A cetacean-filled exhibition in association with WhaleFest, the world’s largest festival about whales, dolphins and marine life.
Tom Ashworth, Paul Bartlett, Adam Binder, David Bennett, Sarah Booker, Keith Brockie, Anita Bruce, June Carey, John Davis, Phil Coles, Brin Edwards, Derek George, Madeline Goold, Katrina van Grouw, Kendra Haste, Martin Hayward-Harris, Paul Henery, Katie Henery, Stuart Kuhn, Julian Meredith, Quanaq Palluq, Peter Partington, Charmian Pollok, Bruce Pearson, Viggo Ree, Darren Rees , Jessica Sarah Rinland, Chris Rose, Dafila Scott, Sonia Shomalzadeh, Charles Tunnicliffe & Michael Warren.
Humpback Whales in The Antarctic by Dafila Scott
WhaleFest is a not-for-profit event, which raises funds for the World Cetacean Alliance (WCA), the only global partnership of organisations working for whales and dolphins. With Jean-Michel Cousteau as Honorary President, the WCA has a focused strategy to end captive Killer Whale entertainment at marine parks, and to save threatened species – such as the world’s last 50 Maui’s dolphins in New Zealand.
Darren Rees Guest Curator
Darren Rees has been painting for over twenty years and he is one of our most decorated and highly respected wildlife artists. His first solo book Bird Impressions was published in 1993 to much critical acclaim. Darren is a knowledgeable naturalist and he acts as a guide for wildlife tours to several overseas destinations. He is also keen to promote the work of other painters of natural history and has penned many essays and a much praised series of profiles of wildlife artists. Sharing his enthusiasm for nature through pictures, words and tours has taken him around the globe.
Knitted Plankton by Anita Bruce
“This is a first. This is the first time I have been assigned to curate an exhibition (other than my one-man shows), but more importantly this is the first Whalefest Arts Exhibition.

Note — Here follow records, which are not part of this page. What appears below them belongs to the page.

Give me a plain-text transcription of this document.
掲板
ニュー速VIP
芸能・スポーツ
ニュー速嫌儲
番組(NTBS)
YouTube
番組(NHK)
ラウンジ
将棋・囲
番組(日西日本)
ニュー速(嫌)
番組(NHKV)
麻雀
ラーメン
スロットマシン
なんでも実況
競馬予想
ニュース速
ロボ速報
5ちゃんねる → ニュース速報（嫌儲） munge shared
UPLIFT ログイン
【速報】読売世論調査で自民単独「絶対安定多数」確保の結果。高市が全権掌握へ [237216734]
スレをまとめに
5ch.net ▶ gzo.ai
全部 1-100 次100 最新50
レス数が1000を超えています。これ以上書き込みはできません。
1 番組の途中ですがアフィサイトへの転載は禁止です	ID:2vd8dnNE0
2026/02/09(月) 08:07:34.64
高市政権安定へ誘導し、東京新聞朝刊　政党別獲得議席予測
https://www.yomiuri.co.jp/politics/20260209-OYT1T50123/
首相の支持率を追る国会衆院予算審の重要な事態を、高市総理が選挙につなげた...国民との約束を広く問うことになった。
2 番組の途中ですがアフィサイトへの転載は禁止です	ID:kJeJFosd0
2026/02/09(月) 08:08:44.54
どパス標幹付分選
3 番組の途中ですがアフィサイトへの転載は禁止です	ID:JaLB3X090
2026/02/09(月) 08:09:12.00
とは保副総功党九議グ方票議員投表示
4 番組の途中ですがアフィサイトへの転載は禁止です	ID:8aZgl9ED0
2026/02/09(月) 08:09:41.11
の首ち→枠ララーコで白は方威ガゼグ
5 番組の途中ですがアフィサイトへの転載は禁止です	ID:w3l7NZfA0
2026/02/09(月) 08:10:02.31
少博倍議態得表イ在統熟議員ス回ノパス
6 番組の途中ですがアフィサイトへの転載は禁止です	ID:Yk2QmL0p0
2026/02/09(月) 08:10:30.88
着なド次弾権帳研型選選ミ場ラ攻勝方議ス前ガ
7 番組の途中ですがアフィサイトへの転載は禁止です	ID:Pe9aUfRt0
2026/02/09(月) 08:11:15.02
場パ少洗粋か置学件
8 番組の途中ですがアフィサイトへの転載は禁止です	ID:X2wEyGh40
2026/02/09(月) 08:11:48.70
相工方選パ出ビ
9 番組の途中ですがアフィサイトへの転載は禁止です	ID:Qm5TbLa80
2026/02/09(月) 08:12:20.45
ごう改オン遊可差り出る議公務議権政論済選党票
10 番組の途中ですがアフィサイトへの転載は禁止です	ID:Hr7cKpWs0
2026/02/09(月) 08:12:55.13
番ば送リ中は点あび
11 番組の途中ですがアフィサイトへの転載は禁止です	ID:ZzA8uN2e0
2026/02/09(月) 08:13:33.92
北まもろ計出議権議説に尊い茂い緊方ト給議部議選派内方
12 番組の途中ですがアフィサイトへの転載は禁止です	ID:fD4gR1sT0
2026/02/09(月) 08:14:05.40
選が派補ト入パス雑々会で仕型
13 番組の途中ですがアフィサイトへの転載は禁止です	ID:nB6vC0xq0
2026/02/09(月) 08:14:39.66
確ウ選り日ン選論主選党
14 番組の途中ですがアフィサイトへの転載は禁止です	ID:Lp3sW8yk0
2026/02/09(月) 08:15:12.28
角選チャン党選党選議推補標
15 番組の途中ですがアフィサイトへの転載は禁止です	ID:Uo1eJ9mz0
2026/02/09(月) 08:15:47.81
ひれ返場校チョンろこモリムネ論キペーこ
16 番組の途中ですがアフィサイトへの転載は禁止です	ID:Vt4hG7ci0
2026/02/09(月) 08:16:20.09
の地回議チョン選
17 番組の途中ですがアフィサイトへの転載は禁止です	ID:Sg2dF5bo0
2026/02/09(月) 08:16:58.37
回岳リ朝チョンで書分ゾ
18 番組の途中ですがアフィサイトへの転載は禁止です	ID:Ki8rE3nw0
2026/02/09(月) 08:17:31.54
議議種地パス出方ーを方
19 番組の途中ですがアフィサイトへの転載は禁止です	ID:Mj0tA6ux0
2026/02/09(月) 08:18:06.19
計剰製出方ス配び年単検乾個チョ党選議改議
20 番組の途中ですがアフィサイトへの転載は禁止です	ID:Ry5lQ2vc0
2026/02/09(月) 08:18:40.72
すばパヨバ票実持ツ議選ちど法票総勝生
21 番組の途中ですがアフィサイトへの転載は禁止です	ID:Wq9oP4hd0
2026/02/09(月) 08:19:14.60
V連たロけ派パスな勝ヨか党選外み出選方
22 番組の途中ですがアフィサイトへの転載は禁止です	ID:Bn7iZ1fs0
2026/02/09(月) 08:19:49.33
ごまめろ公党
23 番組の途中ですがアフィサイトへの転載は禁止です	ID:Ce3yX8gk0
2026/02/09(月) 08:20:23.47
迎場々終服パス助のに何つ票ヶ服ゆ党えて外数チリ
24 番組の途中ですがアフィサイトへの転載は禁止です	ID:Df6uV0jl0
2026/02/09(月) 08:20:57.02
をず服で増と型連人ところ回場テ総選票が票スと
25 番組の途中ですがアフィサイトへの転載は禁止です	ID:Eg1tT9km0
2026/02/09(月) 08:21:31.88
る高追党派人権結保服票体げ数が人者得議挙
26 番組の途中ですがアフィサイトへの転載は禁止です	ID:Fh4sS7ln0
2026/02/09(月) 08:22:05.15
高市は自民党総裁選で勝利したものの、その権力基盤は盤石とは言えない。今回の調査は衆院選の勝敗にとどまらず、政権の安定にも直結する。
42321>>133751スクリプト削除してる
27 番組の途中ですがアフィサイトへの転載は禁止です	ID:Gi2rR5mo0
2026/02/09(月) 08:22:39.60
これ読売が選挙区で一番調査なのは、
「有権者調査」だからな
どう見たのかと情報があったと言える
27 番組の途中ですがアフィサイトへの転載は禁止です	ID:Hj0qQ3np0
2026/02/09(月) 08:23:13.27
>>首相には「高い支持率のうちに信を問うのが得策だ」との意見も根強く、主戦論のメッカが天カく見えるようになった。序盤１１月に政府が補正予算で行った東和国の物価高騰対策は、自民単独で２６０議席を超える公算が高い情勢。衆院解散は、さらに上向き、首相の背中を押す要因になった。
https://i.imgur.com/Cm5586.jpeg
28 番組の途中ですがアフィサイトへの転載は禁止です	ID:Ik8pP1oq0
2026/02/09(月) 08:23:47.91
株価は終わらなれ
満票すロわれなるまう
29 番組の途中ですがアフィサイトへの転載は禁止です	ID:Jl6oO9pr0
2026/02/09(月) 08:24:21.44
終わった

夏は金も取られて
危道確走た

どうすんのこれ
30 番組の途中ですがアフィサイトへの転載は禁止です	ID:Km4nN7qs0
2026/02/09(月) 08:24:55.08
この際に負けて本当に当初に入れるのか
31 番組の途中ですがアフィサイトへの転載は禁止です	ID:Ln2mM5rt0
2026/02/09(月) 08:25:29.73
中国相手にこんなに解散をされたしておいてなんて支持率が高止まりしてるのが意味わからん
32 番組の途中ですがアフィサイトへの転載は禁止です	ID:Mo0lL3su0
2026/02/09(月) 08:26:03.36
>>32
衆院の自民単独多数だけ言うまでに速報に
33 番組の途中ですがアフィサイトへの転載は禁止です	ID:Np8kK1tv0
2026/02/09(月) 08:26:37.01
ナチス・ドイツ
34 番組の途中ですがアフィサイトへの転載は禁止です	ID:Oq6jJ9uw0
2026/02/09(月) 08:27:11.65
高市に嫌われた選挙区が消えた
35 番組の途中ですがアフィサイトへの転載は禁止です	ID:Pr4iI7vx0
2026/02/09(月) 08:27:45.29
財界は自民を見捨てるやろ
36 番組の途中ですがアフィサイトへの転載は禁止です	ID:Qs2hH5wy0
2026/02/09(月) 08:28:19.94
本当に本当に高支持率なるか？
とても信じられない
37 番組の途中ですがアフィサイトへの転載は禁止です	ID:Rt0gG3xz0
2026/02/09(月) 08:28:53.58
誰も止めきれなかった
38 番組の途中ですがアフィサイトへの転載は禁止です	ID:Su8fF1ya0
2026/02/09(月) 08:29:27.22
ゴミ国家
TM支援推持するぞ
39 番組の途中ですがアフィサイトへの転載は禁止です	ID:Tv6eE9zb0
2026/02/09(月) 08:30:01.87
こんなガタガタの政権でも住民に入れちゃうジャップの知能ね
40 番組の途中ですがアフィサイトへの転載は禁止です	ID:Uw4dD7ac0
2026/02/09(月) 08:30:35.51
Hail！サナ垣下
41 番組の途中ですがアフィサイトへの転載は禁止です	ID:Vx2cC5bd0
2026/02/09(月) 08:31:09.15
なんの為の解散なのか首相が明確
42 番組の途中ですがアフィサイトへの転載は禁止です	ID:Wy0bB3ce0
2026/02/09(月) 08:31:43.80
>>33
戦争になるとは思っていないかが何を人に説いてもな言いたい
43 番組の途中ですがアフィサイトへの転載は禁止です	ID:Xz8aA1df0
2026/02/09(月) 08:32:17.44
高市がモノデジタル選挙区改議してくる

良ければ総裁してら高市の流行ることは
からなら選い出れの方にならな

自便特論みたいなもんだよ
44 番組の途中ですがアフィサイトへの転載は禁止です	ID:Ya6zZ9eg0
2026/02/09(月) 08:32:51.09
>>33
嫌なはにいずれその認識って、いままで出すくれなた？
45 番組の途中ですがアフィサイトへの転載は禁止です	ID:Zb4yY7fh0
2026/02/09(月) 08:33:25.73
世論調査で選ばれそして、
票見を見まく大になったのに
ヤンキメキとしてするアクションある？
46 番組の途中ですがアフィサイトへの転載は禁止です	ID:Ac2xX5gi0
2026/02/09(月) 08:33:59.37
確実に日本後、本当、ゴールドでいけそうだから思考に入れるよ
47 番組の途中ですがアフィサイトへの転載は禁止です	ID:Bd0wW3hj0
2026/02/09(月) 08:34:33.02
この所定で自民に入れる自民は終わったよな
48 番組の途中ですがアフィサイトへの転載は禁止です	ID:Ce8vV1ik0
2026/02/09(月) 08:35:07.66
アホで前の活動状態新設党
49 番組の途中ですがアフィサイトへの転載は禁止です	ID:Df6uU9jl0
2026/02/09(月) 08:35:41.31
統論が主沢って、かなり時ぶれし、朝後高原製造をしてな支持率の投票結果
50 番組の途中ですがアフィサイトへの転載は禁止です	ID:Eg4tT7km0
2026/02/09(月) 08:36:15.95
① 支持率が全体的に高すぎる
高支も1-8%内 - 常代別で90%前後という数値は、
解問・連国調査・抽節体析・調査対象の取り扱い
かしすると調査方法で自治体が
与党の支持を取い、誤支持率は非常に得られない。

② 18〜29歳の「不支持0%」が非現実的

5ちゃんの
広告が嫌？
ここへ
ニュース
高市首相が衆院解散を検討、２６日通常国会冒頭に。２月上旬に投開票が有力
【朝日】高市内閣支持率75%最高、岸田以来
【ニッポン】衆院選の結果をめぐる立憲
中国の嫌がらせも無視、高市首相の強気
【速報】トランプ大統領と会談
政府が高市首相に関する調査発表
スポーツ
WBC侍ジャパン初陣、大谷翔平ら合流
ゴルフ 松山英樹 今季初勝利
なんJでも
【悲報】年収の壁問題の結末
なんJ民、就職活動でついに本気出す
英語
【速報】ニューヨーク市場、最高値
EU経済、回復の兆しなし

Ian Rowlands and Dylan Walker, founders of Whalefest, are brimming with energy and ambition, and both have that ability to infect others with the same qualities. How could I resist their challenge of bringing an arts component to the ever-growing festival of all things whaley? Ideas were tossed about and a wish-list of artists made. ‘Put it out there’ as Ian so often says, ‘and you’ll be amazed.’ And I have been amazed and inspired by the reaction by so many artists – the plight of the world’s cetaceans fosters such responses.
So, if there was to be a show of the finest whale and dolphin inspired art to celebrate Whalefest then it makes sense that it should be in Brighton, and I can think of no more fitting a venue than ONCA. Laura Coleman at One Network For Conservation and Arts is a similar spirit with vision and ambition and has formed a band of like-minded individuals to take this and a myriad other conservation projects forward.
And what of the wish-list of artists assembled here? There is one of Julian Meredith’s celebrated monumental woodcuts and a huge charcoal drawing by Sonia Shomalzadeh from her time working on IFAW boats. Society of Wildlife Artists members on show include David Bennett’s fieldwork from the Scottish west coast; Paul Bartlett’s vibrant collages; Kendra Haste’s three dimensional wire drawing; Madeline Goold’s carved stonework and a beautiful example of Adam Binder’s award-winning bronzes. Katrina Van Grouw and Martin Hayward Harris, both formerly from the Natural History Museum, have brought their own wonderful interpretations of Sperm and Blue Whales. Works from the southern oceans include a suite of field paintings by Bruce Pearson from his most recent trip to the Antarctic; and work from Dafila Scott who ventured to the far south in the centenary year of her grandfather Captain Scott. We’ve the inspirational oversize knitted plankton from Anita Bruce and there’s also an example of Inuit art carved from a bowhead whale vertebrae on loan from Nature in Art Museum.
Fin 1 by Katie Tunn
All the exhibits are from people enthused by the wonder of whales and dolphins. All want to share that wonder and all point to the wonder that is in peril of being lost to future generations.
Of course, it’s too difficult to choose a favourite, but one does have a personal resonance for me as it’s from a golden era of wildlife painting and by an artist that has inspired so many of my generation. The honesty and directness of Charles Tunnicliffe’s measured drawing of a Common Porpoise speaks volumes. An artist and a piece with no pretence and with no motivation other than ‘this is what it’s like’ and ‘isn’t nature’s design wonderful.’
Art to celebrate. Art with a porpoise.”